So you spent the last of your hard-earned cash on the latest Apple offering, and a decent smartwatch purchase is on hold for now?
Enter the Fossil Hybrid HR smartwatch with the biggest win of our times - iPhone compatibility, excellent battery life, functionality, and bam – you’re back in the game! It’s got the looks, iPhone compatibility, plus a good mix of style and substance, so things look positive for it in 2020.
Design & display – Sharp and full-bodied
The Hybrid HR is a sleek, traditional-looking timepiece that skips on Google’s Wear OS and goes with Fossil’s own proprietary OS. One look and you’d probably think it’s a traditional steel timepiece (we received the stainless steel strap for review) – with a chunky bezel, metal body, the three pusher buttons on the right – that is, till you pay attention to the subtle detail. Behind the watch hands lie the widgets for notifications, fitness data, weather, date, etc. that you can customise as per your liking once you start using it.
The 1.28in digital e-ink display is sharp, large enough to read with the watch hands moving out of the way when text is displayed. The analogue look works in its favour to give it a more versatile appeal for everyday wristwear.
The Hybrid HR is limited in full-blown smartwatch features, but it’s got your main bases covered. Smartphone notifications, music playback, customisable watch faces, fitness tracking and the newest addition, a heart rate (HR) monitor. The independent Fossil app lets you break away from the limitations synonymous with Wear OS and the break opens up a new territory for Fossil. The app allows notifications from over 30 apps, but that’s up to you if you’d like your wrist to be buzzing at all times. Screen customisations, fitness record, battery life display and managing your Fossil account is well displayed and problem-free.
The area where it falls short of being a proper smartwatch is felt when you want to reach out to the watch and are disappointed by the lack of a touchscreen. In its defense, it was always a ‘hybrid’ to start with. All navigation and control functions are performed by the side buttons – the top button opens the 'Wellness Dashboard,' the middle one displays notifications, and the bottom button takes you to media controls. Holding down the middle key brings you back to the watch face, holding it for a few seconds opens up the settings – which is all good when it comes to adding to the watch’s analogue appeal but falls short on everyday functionality since we’re all so used to having things a touch away.

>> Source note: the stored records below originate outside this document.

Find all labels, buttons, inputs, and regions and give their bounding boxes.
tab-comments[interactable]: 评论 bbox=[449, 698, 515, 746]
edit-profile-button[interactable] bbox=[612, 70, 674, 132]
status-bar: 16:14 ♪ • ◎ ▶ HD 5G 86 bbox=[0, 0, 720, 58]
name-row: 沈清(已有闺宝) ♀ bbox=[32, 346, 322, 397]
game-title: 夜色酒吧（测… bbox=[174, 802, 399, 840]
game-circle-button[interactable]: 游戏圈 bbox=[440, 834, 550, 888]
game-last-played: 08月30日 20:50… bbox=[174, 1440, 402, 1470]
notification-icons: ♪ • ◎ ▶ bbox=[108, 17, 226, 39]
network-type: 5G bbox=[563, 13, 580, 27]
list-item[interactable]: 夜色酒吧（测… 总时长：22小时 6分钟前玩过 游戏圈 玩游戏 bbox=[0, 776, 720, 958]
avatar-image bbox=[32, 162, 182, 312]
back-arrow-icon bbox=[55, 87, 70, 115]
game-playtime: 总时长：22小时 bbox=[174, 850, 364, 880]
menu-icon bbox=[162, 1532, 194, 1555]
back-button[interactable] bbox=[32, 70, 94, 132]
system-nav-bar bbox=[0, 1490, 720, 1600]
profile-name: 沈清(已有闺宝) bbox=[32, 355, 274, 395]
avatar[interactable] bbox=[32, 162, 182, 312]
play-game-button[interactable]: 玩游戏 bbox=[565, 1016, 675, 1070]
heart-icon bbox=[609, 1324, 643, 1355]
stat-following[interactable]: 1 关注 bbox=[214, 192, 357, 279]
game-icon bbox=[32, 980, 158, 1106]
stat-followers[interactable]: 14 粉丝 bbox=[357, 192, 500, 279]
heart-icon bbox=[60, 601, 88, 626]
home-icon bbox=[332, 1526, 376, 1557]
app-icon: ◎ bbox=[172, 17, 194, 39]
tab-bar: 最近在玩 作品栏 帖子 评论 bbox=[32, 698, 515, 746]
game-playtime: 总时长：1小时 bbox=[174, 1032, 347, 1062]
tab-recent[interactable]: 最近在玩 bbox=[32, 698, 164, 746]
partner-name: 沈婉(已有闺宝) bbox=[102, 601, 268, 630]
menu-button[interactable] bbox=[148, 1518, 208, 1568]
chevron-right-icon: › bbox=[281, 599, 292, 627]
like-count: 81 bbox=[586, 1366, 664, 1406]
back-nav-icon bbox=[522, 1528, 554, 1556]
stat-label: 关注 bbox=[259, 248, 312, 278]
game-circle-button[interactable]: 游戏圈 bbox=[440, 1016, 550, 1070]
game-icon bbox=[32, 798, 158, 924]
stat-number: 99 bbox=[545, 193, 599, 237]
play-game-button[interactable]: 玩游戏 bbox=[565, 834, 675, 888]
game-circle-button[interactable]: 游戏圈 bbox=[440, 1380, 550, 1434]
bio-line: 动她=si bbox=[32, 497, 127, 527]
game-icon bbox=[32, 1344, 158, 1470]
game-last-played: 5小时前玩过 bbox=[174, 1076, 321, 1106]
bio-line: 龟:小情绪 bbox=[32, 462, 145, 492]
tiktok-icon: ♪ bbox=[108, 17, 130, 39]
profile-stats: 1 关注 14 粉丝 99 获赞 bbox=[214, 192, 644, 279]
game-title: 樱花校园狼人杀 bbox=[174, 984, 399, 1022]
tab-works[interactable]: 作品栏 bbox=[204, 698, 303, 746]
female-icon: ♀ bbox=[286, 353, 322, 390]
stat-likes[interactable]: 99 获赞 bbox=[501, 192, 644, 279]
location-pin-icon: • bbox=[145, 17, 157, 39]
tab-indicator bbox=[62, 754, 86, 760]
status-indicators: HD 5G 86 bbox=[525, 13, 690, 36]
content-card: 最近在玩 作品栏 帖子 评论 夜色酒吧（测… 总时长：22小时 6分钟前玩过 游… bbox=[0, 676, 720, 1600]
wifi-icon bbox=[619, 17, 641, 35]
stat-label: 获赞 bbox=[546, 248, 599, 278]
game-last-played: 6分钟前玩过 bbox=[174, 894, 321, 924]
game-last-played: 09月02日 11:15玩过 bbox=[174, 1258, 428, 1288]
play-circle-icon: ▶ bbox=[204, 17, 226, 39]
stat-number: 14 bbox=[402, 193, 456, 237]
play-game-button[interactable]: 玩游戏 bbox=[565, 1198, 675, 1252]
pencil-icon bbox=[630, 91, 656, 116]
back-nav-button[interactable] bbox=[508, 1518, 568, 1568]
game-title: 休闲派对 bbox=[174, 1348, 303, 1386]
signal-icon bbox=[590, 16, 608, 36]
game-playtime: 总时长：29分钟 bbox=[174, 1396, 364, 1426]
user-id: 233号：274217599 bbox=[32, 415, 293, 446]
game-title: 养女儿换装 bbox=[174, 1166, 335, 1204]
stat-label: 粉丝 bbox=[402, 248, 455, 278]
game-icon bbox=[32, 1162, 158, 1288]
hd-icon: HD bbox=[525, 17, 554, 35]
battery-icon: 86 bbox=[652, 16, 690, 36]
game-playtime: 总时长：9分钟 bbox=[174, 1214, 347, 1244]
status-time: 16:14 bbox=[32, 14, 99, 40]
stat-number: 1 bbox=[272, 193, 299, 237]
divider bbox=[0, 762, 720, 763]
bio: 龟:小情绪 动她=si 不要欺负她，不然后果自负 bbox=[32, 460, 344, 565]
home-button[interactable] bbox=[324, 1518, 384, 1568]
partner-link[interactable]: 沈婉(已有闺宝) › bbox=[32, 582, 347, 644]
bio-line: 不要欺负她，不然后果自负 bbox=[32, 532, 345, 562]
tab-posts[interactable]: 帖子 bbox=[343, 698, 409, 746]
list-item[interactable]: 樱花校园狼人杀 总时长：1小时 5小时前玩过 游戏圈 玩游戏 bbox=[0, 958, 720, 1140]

Having fared well in the looks department, it’s time to put its performance to test. The ‘Hybrid’ tag limits the functionality on the very onset, but there are more than a few things that make it a VFM buy and a good option for a daily wear watch. Its ‘always-on’ display keeps your numbers on the screen at all times, which means all necessary info is on your screen. All you have to do is flick your wrist to look. The greyscale display of the dial saves big time on battery – the screen is actually good enough and visible even in bright light, and for when you’re in a dark room, the Hybrid HR lets you tap twice on the screen to activate a pleasant blue light.
Fitness freaks may rejoice at the addition of a built-in altimeter, accelerometer and gyroscope, along with 3ATM water-resistance. Swimming with this on, however, is not recommended. Fitness goal tracking is decent enough and is linked to its companion app. What leaves to be answered is why one would wear a stainless steel watch to workout in the first place.
The battery life is worth a special mention, because we lived over a good week on a full charge (though the makers claim up to two weeks on moderate use), and that’s another department where it sets a shining example of how a smartwatch should be. Instead of having to charge before the day ends, this one goes on for days on a single charge.
A great design coupled with limited functionality, but overall a smooth experience with an iPhone, which, till now, wasn’t the case with Wear OS. Extended battery life and heart rate monitor are pretty decent features. However, the lack of a touchscreen is felt oh-so-often. If you’re looking for a decent looking smartwatch that doesn’t look like a mini smartphone on your wrist, fares decently as a fitness tracker (though not the most reliable), and fits within a decent budget, then this is the watch for you!